Frequently Asked Questions

1. Why is the result guaranteed to be unique?

Because we always keep the first two characters in any consecutive sequence and remove subsequent duplicates, maintaining the original order.

2. Can this be solved with regular expressions?

Yes, but regex would be inefficient for large inputs: re.sub(r'(.)\1{2,}', r'\1\1', s). Not suitable for n=105.

3. How does the two-pointer method save space?

It modifies the input character array in-place, using only O(1) extra space for pointers and counters.

4. What if the string has Unicode characters?

The algorithm works the same since it compares characters directly. Only storage would be affected.

5. Why not use a stack?

A stack would work but would use O(n) space without advantages over the simpler iterative approaches.

6. Can we achieve O(1) space without modifying input?

No, since strings are immutable in some languages. The two-pointer approach requires character array conversion.

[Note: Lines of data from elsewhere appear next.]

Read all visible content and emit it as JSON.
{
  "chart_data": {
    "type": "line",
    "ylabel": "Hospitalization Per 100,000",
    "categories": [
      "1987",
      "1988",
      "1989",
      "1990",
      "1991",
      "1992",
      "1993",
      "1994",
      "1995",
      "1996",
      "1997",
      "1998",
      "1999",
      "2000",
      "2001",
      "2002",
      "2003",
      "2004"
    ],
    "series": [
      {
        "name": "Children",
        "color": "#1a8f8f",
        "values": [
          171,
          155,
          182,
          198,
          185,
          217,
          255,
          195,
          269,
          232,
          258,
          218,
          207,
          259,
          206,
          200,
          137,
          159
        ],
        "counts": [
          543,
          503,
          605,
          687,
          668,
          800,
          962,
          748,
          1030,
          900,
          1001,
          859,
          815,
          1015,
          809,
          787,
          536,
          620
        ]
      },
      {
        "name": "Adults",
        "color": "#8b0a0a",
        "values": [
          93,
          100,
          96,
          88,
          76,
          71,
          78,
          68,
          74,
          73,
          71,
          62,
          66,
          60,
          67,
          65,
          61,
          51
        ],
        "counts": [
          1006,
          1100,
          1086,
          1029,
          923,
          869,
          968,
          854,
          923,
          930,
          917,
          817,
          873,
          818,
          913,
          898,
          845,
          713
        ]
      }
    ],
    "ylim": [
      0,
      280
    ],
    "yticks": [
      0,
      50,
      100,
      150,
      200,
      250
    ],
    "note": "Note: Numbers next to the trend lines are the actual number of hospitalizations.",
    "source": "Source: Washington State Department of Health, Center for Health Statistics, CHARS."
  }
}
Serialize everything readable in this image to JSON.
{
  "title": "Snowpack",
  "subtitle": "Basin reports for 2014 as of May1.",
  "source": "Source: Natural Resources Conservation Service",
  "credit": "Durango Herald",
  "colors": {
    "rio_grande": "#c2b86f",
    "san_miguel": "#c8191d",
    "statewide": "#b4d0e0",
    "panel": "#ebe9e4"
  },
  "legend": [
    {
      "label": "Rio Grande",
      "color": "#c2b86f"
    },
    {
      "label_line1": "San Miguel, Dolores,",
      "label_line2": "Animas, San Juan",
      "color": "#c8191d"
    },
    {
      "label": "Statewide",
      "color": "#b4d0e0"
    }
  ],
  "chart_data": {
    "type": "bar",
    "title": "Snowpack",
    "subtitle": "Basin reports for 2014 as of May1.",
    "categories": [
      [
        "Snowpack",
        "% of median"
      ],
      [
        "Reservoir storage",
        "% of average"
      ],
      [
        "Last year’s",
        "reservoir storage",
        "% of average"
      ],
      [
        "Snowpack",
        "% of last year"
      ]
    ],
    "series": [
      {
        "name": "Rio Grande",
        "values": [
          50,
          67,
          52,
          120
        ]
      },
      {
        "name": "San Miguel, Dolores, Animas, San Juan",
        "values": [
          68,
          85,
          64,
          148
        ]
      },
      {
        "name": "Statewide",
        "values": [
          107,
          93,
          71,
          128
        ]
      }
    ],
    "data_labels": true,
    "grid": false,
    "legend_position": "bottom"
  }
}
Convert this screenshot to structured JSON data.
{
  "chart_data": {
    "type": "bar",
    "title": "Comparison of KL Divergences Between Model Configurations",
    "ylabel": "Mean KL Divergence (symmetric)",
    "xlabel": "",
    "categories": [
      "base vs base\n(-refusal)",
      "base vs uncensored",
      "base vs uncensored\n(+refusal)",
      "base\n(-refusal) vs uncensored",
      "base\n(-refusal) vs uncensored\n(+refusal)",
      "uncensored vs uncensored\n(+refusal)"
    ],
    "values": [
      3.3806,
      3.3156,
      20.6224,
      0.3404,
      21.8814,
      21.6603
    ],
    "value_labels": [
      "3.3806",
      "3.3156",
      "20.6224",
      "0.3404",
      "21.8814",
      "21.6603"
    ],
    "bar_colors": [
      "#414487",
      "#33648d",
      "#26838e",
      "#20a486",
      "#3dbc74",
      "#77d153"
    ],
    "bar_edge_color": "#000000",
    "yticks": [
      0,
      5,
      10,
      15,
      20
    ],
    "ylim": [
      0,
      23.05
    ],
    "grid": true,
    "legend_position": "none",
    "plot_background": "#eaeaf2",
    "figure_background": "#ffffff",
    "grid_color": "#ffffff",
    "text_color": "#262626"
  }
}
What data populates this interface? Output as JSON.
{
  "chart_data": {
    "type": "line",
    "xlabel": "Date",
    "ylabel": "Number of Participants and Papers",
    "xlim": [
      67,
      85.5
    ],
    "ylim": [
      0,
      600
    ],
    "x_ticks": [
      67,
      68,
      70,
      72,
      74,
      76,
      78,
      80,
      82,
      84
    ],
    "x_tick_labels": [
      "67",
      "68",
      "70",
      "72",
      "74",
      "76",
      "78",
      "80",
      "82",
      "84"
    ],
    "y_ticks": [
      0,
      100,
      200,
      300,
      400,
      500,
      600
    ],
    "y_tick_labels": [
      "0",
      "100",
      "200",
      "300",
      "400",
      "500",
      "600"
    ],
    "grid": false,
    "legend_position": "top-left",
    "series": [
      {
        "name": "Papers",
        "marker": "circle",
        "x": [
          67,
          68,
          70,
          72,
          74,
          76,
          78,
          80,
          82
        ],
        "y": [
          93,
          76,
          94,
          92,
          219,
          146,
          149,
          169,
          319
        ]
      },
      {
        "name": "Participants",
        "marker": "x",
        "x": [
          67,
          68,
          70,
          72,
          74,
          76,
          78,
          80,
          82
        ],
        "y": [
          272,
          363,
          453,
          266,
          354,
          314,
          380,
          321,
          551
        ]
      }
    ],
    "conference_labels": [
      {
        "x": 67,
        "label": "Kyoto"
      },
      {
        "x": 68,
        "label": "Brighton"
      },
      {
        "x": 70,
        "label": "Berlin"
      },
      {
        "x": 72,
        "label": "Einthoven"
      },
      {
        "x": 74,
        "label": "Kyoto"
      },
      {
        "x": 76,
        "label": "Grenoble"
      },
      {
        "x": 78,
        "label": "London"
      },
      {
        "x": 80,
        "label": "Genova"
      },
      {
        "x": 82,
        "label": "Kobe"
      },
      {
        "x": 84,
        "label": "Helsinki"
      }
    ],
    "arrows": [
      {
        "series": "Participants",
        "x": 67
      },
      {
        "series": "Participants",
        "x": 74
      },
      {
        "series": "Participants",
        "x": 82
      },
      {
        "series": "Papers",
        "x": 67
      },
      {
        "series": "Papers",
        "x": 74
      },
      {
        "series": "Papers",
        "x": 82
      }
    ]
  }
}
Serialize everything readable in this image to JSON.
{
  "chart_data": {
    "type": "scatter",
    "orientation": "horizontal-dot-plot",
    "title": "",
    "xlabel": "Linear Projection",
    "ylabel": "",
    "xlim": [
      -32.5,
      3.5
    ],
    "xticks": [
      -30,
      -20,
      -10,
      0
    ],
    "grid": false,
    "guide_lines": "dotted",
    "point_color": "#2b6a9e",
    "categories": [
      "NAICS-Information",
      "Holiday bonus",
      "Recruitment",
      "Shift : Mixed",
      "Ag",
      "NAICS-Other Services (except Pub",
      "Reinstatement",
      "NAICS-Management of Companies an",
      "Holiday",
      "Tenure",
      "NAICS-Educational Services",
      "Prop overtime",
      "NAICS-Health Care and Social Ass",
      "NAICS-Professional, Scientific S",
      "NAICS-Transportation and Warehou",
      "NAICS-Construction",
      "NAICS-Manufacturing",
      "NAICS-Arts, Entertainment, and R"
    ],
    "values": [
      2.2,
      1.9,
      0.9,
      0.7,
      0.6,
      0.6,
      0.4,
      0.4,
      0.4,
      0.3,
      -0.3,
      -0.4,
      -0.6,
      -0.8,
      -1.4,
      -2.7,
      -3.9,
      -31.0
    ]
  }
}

7. How to handle empty strings?

The constraint ensures n ≥ 1, so no special handling is needed.

8. Is there a recursive solution?

Possible but impractical for large n due to stack overflow and O(n) space complexity.

9. How to extend this to k consecutive characters?

Change the constant 3 to k and adjust conditionals accordingly.

10. Why is this problem categorized as easy?

Because the optimal solution requires only a single pass with simple condition checks.

Final Insight: This problem demonstrates how careful iteration with state tracking can efficiently solve string modification tasks. The two-pointer approach optimizes space while maintaining clarity.